After months of thinking, working, and playing around with video and animation clips, I finally got the book trailer finished the way I wanted it. Now all that’s left is buying the stock photos and footage, and swapping everything out…and then you’ll get to see it.

It got me thinking, though, about my last post, and how much I learned about the Victorian era to work on the first book. Research is king, right? Then I have a thought, and realize how much I still don’t know about that period in time.

Book promotion, for example. These days, it’s a combination of word-of-mouth, appearances, signings, advertisements, blog posts, Facebook announcements, book trailers on YouTube, you name it.
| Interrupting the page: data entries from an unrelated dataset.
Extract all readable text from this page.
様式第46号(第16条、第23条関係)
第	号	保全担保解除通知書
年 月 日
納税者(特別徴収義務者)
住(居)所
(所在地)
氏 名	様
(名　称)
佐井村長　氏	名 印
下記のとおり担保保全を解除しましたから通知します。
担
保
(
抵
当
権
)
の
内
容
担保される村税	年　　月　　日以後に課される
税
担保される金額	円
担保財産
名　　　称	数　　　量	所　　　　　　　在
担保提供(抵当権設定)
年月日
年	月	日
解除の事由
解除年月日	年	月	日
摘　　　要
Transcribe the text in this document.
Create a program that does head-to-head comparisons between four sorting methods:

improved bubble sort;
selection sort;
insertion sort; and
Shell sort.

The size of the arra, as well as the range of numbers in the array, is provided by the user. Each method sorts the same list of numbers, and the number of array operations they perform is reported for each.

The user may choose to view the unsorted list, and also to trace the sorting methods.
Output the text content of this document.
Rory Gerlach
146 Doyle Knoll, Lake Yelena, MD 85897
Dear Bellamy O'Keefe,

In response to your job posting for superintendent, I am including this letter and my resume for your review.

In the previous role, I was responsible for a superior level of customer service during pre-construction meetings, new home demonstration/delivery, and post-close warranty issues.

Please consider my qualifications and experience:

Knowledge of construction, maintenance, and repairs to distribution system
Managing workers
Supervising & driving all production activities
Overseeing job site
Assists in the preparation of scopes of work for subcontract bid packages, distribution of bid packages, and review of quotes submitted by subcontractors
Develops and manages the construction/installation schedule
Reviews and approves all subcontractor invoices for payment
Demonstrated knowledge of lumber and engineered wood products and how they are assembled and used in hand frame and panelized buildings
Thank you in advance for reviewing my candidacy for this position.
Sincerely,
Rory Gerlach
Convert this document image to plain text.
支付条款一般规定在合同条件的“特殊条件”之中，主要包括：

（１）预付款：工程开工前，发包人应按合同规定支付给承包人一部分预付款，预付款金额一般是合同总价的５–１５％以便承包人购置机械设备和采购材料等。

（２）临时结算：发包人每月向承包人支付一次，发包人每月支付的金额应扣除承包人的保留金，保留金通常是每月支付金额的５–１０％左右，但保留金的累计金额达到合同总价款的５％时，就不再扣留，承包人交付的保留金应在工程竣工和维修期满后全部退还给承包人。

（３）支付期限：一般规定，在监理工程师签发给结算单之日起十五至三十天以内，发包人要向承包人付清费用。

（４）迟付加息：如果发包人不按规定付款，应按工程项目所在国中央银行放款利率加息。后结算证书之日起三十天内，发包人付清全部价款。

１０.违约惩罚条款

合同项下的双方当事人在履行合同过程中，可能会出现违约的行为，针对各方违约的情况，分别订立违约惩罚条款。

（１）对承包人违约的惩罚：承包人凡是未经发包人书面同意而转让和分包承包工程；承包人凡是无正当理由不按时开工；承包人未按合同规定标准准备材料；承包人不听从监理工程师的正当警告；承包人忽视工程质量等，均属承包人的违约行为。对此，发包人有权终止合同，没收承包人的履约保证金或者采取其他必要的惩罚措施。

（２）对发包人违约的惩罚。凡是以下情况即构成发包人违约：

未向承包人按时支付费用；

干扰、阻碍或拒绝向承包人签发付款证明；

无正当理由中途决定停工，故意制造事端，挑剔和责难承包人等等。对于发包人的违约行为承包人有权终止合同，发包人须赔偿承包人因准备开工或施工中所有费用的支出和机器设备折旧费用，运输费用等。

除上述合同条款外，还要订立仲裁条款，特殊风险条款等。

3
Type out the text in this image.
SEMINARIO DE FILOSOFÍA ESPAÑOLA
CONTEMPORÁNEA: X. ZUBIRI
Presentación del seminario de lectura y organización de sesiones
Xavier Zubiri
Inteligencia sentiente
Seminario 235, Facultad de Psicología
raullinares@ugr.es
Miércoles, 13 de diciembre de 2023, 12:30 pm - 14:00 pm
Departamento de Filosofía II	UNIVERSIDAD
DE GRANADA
But what about the Victorian days? How did Dickens, for example, promote his work? [Author scratches his head.]

Did he advertise? I know he serialized some of his novels, so they first appeared in the newspaper before being compiled into book form. Did he do signings? Appearances? I know he read some of his stories (and even performed A Christmas Carol) before audiences in theaters. Did he have good relationships with local booksellers? Did he bribe the kids on the street to tell all their buddies about his books?

Did he print bookmarks and postcards and business cards? Did he attend conferences, meet with other authors, agents and editors? Did he hang out at the bar and entertain wanna-be authors with tales of horror from the desk of a real writer? Did he agonize over whether he spent too much time promoting (blogging, Facebooking, making trailers) and not enough time working on the next book?

There is so much I don’t know about the Victorians, or even the next time period, the Restoration. I shudder to think what your average writer in the 1600′s went through. There must have been quite a line at Gutenberg’s Press. (That’s a joke–I’m not that dumb. I know Gutenberg made more than one.)

I must be thinking about Solomon a lot, because this came to mind: “Yet when I surveyed all that my hands had done and what I had toiled to achieve, everything was meaningless, a chasing after the wind; nothing was gained under the sun.” Ecc 2:11.